Et si on parlait d'autre chose que de la chloroquine ?

Le stérile débat sur la chloroquine et l'HCQ détourne l'attention des Français des véritables questions qui se posent et dont la moindre n'est pas de savoir quelle société faudrait-il reconstruire au lendemain de la déconfiture.

Je suis médecin, spécialiste en santé publique, titulaire d'un diplôme d'épidémiologie (américain hélas mais j'espère que ce n'est pas trop grave) et je lis depuis le mois de mars, à raison de plusieurs heures par jour, tout ce qui se publie sur le COVID-19 dans les revues médicales de qualité (toutes en anglais, je le crains). Bon, bref, autant de raisons pour ne pas vous dire ce que je pense de l'HCQ car le débat national qui enflamme les réseaux sociaux ici ou aux USA n'est en vérité plus du tout scientifique. Je lis (assez vite je dois dire parce que je n'ai plus trop de temps) des billets qui décortiquent un tableau ou quelques lignes d'une publication scientifique pour démontrer ceci ou cela en faveur ou en défaveur du produit dont il est question dans la publication. Le problème, c'est que très souvent l'auteur du billet, s'il a lu l'article, savait déjà ce qu'il en pensait avant de commencer sa lecture. Il était pour ou il était contre le produit dont il est question (HCQ ou Remdesivir ou autre) avant de commencer sa lecture et il a parcouru le texte en recherchant un élément susceptible de conforter son opinion. Cela aboutit parfois à des contresens scientifiques amusants mais c'est surtout une attitude parfaitement contraire à celle qui doit être suivie. J'imagine que les juristes pourraient parler d'instruction à charge ou à décharge... Tout sauf une instruction.
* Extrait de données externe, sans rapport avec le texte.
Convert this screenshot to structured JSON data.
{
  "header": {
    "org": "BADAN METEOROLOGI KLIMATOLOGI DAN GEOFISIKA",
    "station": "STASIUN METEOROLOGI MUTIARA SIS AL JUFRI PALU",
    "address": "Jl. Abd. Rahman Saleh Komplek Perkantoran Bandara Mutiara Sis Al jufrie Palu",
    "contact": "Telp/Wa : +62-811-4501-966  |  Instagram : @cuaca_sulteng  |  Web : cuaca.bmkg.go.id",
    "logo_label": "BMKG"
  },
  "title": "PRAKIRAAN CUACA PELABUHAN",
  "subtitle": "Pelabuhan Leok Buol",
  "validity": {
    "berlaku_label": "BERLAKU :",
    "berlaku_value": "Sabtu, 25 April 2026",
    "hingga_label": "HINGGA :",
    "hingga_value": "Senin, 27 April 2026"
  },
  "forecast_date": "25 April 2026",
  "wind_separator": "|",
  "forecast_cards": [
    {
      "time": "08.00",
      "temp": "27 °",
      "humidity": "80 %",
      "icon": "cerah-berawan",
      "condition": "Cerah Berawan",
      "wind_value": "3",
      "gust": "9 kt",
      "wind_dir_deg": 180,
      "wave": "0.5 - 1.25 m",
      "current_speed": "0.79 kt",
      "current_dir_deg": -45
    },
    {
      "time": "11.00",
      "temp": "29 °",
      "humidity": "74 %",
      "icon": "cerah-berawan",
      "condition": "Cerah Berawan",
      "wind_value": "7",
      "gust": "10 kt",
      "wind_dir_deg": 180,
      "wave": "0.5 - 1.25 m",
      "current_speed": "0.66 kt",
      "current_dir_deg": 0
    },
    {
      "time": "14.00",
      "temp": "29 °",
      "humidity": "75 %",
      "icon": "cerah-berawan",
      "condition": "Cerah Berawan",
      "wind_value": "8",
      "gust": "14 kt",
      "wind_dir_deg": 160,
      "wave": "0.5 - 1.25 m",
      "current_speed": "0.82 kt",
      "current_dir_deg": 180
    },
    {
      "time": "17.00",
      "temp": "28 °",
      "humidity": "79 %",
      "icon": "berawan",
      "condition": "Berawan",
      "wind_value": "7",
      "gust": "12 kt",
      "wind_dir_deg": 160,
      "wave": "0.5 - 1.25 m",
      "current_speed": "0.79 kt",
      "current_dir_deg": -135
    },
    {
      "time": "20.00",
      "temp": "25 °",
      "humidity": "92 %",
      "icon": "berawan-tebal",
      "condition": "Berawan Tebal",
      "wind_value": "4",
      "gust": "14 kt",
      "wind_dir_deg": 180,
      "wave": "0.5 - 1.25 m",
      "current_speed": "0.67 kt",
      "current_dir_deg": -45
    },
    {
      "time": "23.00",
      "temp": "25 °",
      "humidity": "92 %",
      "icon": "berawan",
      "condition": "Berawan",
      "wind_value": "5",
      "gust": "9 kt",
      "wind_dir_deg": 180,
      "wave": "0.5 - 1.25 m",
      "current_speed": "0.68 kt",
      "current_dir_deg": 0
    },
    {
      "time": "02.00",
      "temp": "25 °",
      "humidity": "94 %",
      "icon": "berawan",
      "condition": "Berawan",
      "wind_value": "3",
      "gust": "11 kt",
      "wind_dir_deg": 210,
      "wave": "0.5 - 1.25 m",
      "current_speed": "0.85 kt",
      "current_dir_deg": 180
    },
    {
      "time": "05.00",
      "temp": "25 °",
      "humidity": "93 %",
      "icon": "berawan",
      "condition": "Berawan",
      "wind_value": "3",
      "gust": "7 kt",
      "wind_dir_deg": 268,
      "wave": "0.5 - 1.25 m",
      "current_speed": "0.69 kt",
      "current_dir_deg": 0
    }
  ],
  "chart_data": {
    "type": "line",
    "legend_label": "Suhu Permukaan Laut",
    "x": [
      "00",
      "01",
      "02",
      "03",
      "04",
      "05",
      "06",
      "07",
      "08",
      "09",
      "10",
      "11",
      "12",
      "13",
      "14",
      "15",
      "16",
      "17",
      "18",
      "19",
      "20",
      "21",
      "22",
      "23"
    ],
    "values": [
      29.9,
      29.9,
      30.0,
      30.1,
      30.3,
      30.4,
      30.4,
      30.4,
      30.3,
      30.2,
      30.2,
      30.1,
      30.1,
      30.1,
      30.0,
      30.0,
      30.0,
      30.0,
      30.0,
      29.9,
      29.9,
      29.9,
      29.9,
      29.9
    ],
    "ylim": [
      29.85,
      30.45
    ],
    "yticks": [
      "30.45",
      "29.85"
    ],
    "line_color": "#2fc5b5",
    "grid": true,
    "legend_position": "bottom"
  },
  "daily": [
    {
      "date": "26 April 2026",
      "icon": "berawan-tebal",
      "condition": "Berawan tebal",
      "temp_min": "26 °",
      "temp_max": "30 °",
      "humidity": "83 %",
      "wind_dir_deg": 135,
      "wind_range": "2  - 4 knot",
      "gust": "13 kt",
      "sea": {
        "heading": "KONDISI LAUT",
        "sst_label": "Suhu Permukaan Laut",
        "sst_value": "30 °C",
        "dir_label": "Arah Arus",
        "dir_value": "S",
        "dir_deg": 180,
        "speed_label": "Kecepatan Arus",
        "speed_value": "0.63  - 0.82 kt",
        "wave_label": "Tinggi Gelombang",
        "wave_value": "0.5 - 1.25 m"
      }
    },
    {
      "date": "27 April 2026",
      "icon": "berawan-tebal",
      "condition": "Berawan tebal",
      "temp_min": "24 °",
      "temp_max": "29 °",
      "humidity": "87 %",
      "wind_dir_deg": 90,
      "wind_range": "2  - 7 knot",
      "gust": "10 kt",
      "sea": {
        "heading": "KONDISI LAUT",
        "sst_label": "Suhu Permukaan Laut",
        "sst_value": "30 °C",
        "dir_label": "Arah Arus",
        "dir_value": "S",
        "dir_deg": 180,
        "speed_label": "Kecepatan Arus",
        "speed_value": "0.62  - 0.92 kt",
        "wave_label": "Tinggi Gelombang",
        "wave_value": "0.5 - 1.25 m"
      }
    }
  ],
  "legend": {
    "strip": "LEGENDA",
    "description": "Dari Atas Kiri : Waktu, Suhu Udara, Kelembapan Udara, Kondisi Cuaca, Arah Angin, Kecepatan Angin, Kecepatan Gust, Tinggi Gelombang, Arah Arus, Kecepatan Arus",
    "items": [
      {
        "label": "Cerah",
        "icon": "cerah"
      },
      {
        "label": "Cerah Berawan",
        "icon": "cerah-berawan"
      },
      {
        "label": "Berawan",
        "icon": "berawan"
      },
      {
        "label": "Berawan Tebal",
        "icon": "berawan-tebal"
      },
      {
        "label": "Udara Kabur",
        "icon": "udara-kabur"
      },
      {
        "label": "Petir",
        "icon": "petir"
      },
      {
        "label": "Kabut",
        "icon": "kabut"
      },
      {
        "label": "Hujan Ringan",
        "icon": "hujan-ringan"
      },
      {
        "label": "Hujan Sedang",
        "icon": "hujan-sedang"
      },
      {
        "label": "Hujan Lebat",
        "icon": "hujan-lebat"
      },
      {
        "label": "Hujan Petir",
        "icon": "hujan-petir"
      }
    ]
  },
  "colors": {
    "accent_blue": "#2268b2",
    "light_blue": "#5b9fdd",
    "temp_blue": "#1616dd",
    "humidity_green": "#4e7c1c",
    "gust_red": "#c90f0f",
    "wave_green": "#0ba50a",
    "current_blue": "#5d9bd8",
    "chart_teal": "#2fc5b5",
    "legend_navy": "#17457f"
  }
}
Assez curieusement, ceux qui sont en France pour l'HCQ encensent le professeur Raoult dont ils pensent qu'il est un leader anti-système prêt à en découdre avec les multinationales mais ils détestent souvent Donald Trump. Lequel adore pourtant lui aussi l'HCQ et est considéré par nombre d'Américains comme le leader anti-establishment aux USA. J'aimerais avoir l'avis de psychologues, de sociologues, d'ethnologues ou d'autres spécialistes du sujet sur ces phénomènes à la fois parallèles et opposés mais bon, là n'est pas mon propos.

Mon propos, c'est de dire que cette véritable guerre civile (certes jusqu'à aujourd'hui limitée aux invectives) qui se déroule entre Français séparés en deux camps haineux par une molécule est une stupidité qui détourne bien du monde de sujets beaucoup plus importants : quid des caractéristiques de la transmission du virus qui dépendent étroitement des comportements humains et auxquelles bien peu de recherches sont consacrées (contre 800 essais cliniques en cours sur des molécules diverses) ? Quid de l'organisation sanitaire qui a abouti au désastre ? Quid de cette société qui ghettoïse ses aînés dans des institutions qui comptent pour près de la moitié des morts ? Quid des restrictions de liberté qui perdurent ? Quid de la justification d'une limite de déplacement de 100 km qui ne tient aucun compte de la situation épidémiologique des régions ? Quid de l'infantilisation massive des citoyens de ce pays ? Quid de la lâcheté d'un parlement qui s'est dépourvu volontairement de tout contrôle du pouvoir ? Quid des conditions dans lesquelles doivent être soutenues avec l'argent des contribuables les multinationales championnes de l'optimisation fiscale ? Quid de la société à venir qui ne devrait peut-être pas être tout à fait la même que celle d'hier ? Cette liste n'est pas exhaustive...

Les Français adorent les débats qui leur rappellent l'affaire Dreyfus et c'est tout à leur honneur de s'être déchirés jadis sur cette injustice qui révélait un antisémitisme féroce enraciné dans la société européenne. Mais l'HCQ n'est pas l'affaire Dreyfus et aucun camp ne convaincra l'autre. Alors, si les citoyens de ce pays renonçaient pour une fois à leur appétence du débat pour le débat et s'ils laissaient les spécialistes en débattre pour ce concentrer, eux, sur les sujets les plus importants ?

En fait, le débat stérile sur l'HCQ doit, j'imagine, satisfaire le gouvernement de ce pays car tant que les gens sont focalisés sur ce point ils ne s'occupent pas des choses essentielles.